New director: Fourth-generation conservator Qian He (Photo: Dave Lawrence)

ANN ARBOR - The University of Michigan's Museum of Art, under the direction of conservator Qian He, has reopened its Robert B. Jacobs Asian Art Conservation Laboratory.

The lab conserves art by mounting and remounting Asian, East Asian and Western works on paper for individuals and institutions around the world.

In addition, the lab will care for UMMA's existing collections of Asian art.

(Photo: Dave Lawrence)

According to a university press release:

Qian He is a fourth-generation art conservator, trained in orthodox Chinese Su-style craftsmanship. He has worked as a conservator of Chinese painting and as an instructor at the Chinese Academy of Cultural Heritage in Beijing. He also managed the Department of Chinese Painting at the Beijing Googut Auction Company and was responsible for the preservation of more than 50,000 objects. There, he was an appraiser of Chinese painting and calligraphy. 

(Photo: Dave Lawrence)

He received his bachelor's degree in conservation of cultural relics and appreciation from Beijing City University. He has extensive experience, including serving as researcher and visiting scholar at the Smithsonian's Freer and Sackler, as well as the Metropolitan Museum of Art in New York City and the Museum of Fine Arts in Boston.

UMMA visitors can view the Conversation Laboratory through a massive floor-to-ceiling glass wall and observe the process of art conservation without disturbing the sterile lab environment. In the future, He will also hold educational sessions for museum visitors about the importance of such work. 

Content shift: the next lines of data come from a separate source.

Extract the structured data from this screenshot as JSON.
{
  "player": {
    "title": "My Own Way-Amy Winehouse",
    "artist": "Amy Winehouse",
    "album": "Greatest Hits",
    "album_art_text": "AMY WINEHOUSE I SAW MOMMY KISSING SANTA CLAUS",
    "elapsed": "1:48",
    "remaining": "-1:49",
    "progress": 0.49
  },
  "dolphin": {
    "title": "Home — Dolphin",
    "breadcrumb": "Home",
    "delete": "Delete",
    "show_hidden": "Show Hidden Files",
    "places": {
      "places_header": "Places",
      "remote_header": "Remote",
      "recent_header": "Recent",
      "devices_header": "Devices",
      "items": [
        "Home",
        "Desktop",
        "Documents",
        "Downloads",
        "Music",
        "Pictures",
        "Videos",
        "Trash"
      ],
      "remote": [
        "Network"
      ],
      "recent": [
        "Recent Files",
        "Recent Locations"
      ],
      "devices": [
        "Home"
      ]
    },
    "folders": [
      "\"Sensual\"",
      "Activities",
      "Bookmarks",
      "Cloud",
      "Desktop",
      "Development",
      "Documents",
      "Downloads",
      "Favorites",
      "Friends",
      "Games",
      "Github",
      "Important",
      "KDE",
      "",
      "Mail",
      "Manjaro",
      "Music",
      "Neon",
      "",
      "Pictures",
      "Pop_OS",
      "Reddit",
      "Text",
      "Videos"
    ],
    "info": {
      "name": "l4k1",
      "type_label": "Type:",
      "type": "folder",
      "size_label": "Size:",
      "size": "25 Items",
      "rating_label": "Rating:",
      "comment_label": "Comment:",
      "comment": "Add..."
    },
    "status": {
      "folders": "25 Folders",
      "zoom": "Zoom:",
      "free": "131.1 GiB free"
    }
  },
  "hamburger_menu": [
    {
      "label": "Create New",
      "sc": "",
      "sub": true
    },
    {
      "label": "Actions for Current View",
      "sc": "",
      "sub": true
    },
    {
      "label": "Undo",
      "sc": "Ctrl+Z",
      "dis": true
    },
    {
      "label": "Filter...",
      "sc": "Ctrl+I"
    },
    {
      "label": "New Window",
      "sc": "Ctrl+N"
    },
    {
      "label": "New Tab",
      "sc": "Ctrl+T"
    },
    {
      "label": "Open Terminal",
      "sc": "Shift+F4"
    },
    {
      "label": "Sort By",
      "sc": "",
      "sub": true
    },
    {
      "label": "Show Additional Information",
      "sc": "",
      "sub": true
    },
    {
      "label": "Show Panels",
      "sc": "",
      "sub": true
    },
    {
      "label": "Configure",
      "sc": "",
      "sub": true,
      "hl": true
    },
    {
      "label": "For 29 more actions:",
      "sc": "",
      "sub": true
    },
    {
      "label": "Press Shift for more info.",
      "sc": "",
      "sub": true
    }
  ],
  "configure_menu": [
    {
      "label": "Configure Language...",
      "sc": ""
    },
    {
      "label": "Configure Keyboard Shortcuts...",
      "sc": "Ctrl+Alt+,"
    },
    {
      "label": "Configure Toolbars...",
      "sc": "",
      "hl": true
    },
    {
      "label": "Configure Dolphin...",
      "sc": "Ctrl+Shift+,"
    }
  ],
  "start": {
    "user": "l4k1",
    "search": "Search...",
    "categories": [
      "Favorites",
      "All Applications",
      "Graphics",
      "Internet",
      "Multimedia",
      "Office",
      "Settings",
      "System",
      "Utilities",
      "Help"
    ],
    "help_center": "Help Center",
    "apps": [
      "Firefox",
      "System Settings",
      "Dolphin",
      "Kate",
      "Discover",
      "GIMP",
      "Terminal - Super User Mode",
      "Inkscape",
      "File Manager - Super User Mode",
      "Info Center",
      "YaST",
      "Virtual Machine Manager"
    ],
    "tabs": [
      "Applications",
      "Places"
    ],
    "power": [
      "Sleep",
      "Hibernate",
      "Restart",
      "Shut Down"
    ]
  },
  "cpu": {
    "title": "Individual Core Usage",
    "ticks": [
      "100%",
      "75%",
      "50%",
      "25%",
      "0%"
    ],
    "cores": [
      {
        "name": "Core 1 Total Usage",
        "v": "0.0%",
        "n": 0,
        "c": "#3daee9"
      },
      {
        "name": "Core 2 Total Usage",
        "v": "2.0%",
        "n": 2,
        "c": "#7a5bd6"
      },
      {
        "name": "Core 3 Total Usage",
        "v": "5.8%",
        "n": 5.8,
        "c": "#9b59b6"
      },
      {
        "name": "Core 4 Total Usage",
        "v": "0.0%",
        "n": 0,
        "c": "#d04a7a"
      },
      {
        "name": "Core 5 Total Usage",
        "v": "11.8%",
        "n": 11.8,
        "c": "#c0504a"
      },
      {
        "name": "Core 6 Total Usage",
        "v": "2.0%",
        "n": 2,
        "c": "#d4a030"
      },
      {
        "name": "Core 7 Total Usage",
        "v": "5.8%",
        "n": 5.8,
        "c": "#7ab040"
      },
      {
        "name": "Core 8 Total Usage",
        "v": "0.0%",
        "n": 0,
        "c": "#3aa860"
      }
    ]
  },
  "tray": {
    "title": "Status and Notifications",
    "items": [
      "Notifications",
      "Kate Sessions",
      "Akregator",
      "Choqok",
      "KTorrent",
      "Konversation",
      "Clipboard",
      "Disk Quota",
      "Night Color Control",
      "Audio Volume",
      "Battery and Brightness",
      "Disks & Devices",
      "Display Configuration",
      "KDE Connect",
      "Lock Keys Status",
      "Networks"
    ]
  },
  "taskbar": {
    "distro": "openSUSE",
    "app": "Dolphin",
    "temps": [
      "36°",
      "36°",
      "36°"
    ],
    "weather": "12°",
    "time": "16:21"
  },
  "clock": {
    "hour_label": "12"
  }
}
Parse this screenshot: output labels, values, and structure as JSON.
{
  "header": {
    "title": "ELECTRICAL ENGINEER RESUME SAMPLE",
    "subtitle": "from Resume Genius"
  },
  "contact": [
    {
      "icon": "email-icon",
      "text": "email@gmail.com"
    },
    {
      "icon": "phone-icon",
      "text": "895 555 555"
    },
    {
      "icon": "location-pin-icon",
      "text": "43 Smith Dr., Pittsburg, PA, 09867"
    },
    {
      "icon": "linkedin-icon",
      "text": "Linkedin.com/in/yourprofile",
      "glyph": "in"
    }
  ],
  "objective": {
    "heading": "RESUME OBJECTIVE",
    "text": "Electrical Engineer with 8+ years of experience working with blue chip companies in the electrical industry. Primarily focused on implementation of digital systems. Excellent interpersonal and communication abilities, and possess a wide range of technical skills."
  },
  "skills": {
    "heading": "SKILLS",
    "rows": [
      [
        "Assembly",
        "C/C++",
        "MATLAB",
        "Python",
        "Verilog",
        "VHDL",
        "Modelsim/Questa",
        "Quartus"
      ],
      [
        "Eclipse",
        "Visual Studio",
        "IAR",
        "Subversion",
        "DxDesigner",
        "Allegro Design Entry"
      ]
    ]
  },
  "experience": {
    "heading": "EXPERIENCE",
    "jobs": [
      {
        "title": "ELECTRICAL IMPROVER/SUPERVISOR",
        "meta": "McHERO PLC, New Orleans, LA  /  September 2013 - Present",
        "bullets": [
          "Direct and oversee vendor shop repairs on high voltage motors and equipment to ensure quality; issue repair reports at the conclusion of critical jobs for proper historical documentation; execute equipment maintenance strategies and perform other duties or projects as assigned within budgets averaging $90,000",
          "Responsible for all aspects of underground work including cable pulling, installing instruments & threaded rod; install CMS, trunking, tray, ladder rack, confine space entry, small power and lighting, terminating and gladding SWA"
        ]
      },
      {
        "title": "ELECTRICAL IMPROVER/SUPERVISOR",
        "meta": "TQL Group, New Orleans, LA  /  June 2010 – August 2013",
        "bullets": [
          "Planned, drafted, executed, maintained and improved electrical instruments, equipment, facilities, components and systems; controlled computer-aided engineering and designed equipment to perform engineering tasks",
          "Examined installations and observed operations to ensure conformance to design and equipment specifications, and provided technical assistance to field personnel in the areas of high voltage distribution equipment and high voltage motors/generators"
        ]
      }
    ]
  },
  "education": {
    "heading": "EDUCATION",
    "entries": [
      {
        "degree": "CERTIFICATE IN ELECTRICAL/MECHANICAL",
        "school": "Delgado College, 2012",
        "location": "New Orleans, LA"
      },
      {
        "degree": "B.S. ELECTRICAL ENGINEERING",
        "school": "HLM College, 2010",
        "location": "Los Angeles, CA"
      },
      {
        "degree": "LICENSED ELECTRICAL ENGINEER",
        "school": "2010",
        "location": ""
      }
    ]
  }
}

An internship program will also be installed for future conservators to study the meticulous craft.

(Photo: Dave Lawrence)

"UMMA has the inherent advantages of an important research university supporting our efforts, professional and experienced technical staff, and a legacy of success in conservation, all in an educational environment," He said.
The lab was originally founded in 1987, with a grant from the Starr Foundation.